The Facebook-Cambridge Analytica affair, the Aadhaar case currently being heard by the Supreme Court and the controversy over data collected by NaMo and other apps have brought privacy concerns of individuals into sharp focus once again. The five-judge bench of the Supreme Court, during the Aadhaar hearings, has said that there is a need for a robust law to protect the sensitive information of the citizens.
Many people have pointed out that India is moving rapidly on its digital journey without adequate laws and regulations to protect its citizens. So far, the only protection available is under the Privacy Rules framed under the Information Technology Act, 2000. The privacy rules framed in the IT Act are badly worded, and overlook a lot of loopholes that companies can exploit. The maximum punishment prescribed - a fine of Rs 5 lakh or imprisonment up to three years or both - is also too low to act as an effective deterrent, especially as the Act puts the onus on the citizen to prove that he or she has suffered wrongful loss.

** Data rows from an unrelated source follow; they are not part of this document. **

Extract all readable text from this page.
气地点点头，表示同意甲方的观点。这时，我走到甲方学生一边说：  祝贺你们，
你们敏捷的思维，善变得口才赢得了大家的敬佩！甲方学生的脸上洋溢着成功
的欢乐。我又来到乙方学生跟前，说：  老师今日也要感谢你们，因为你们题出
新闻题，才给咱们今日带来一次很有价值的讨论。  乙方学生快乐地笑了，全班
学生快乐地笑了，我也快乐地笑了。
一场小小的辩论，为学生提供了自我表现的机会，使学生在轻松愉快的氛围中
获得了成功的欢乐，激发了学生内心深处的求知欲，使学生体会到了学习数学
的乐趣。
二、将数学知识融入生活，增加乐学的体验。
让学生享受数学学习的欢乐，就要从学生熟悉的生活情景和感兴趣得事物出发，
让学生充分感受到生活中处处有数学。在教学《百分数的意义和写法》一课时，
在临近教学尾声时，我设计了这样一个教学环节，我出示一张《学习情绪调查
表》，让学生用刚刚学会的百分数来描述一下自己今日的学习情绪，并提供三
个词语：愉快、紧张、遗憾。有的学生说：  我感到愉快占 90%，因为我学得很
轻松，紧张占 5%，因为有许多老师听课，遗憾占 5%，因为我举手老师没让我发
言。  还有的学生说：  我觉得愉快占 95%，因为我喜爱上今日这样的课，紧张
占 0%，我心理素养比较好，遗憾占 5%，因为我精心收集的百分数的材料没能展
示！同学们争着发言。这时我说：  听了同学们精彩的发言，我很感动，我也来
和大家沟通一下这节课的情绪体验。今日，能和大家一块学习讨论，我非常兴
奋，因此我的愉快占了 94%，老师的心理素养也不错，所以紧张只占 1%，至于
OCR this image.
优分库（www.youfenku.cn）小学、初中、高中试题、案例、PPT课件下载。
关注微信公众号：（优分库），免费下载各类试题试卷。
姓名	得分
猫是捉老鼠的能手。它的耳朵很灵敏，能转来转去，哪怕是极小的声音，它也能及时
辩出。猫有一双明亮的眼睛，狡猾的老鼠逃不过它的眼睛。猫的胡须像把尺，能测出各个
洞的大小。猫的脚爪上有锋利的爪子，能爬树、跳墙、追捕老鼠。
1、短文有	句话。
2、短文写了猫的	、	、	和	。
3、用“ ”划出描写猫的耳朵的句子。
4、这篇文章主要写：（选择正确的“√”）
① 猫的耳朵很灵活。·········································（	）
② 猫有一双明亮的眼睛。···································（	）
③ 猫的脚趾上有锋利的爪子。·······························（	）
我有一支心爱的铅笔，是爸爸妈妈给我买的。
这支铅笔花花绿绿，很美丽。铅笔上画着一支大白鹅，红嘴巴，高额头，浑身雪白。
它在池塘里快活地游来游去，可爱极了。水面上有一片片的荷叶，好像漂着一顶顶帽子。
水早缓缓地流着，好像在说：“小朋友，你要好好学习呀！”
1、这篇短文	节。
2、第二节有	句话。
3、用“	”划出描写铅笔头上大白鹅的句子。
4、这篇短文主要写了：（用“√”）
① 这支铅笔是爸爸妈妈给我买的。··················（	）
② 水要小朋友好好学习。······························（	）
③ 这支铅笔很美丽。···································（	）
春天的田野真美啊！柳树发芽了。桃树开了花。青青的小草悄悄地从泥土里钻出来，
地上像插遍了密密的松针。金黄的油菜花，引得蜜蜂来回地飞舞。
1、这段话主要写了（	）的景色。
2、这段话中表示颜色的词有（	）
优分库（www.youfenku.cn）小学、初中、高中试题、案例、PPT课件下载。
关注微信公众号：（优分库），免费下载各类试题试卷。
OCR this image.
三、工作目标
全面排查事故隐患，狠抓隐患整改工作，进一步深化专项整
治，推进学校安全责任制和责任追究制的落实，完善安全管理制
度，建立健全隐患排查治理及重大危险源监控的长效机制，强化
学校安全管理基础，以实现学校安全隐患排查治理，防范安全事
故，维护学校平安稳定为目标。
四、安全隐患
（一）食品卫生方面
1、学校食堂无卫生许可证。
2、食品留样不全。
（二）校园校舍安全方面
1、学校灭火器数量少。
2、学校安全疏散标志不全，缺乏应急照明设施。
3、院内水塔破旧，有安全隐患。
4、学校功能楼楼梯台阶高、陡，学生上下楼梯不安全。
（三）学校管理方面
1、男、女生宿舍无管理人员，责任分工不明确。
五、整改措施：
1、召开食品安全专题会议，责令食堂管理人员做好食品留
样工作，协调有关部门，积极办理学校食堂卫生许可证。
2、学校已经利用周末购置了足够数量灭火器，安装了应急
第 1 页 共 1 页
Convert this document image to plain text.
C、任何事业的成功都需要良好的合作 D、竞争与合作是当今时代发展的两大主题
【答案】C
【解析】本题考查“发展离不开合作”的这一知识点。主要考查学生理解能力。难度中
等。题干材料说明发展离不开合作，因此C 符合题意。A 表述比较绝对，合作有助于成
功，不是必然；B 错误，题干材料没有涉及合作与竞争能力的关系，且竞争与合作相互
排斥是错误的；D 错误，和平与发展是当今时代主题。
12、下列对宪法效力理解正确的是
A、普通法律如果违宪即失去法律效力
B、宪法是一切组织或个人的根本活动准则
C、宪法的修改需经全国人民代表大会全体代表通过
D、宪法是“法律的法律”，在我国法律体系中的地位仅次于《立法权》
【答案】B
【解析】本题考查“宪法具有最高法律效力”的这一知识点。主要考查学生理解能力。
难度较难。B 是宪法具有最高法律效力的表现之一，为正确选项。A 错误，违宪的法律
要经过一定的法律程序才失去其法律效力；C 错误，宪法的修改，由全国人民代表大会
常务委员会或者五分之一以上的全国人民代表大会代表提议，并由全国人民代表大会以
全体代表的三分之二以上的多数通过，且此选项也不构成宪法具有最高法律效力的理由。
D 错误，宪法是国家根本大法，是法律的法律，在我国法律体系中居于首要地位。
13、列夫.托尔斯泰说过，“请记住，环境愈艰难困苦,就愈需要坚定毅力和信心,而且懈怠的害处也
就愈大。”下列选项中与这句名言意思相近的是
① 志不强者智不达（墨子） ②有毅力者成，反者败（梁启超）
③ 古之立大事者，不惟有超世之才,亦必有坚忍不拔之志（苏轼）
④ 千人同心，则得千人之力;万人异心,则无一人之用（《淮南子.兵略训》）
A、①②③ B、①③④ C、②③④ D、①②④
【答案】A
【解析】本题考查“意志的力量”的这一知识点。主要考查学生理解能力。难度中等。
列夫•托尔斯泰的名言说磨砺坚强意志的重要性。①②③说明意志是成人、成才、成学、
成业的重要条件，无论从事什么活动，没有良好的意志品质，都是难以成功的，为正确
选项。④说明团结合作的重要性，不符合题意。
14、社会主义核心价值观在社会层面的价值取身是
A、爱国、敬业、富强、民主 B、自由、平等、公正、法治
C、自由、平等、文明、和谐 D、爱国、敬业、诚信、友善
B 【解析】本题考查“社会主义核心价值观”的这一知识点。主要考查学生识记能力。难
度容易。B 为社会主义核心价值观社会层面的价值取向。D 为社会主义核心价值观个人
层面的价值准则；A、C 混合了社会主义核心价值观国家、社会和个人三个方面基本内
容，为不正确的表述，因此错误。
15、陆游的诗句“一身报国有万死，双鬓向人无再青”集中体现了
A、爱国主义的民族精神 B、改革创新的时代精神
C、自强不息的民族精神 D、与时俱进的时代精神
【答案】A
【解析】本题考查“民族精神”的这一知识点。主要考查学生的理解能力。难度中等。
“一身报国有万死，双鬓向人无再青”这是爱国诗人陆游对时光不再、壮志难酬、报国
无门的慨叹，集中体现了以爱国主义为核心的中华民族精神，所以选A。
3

The Justice (retd) Srikrishna-led committee's suggestions for a data protection framework for India makes some very good suggestions, but given the pace of technology change, we probably need to go further. The European Union's General Data Protection Regulation (EU GDPR), which was formulated in 2016 and comes into effect from May 25 this year, can also provide pointers as it is currently the most advanced regulation on data protection and privacy, and goes beyond the laws of other countries. The need to create an Indian law that not only captures the current state of digital data capture but also anticipates issues that can crop up in an era when every Internet of Things (IoT) device captures data and talks to each other is the need of the hour.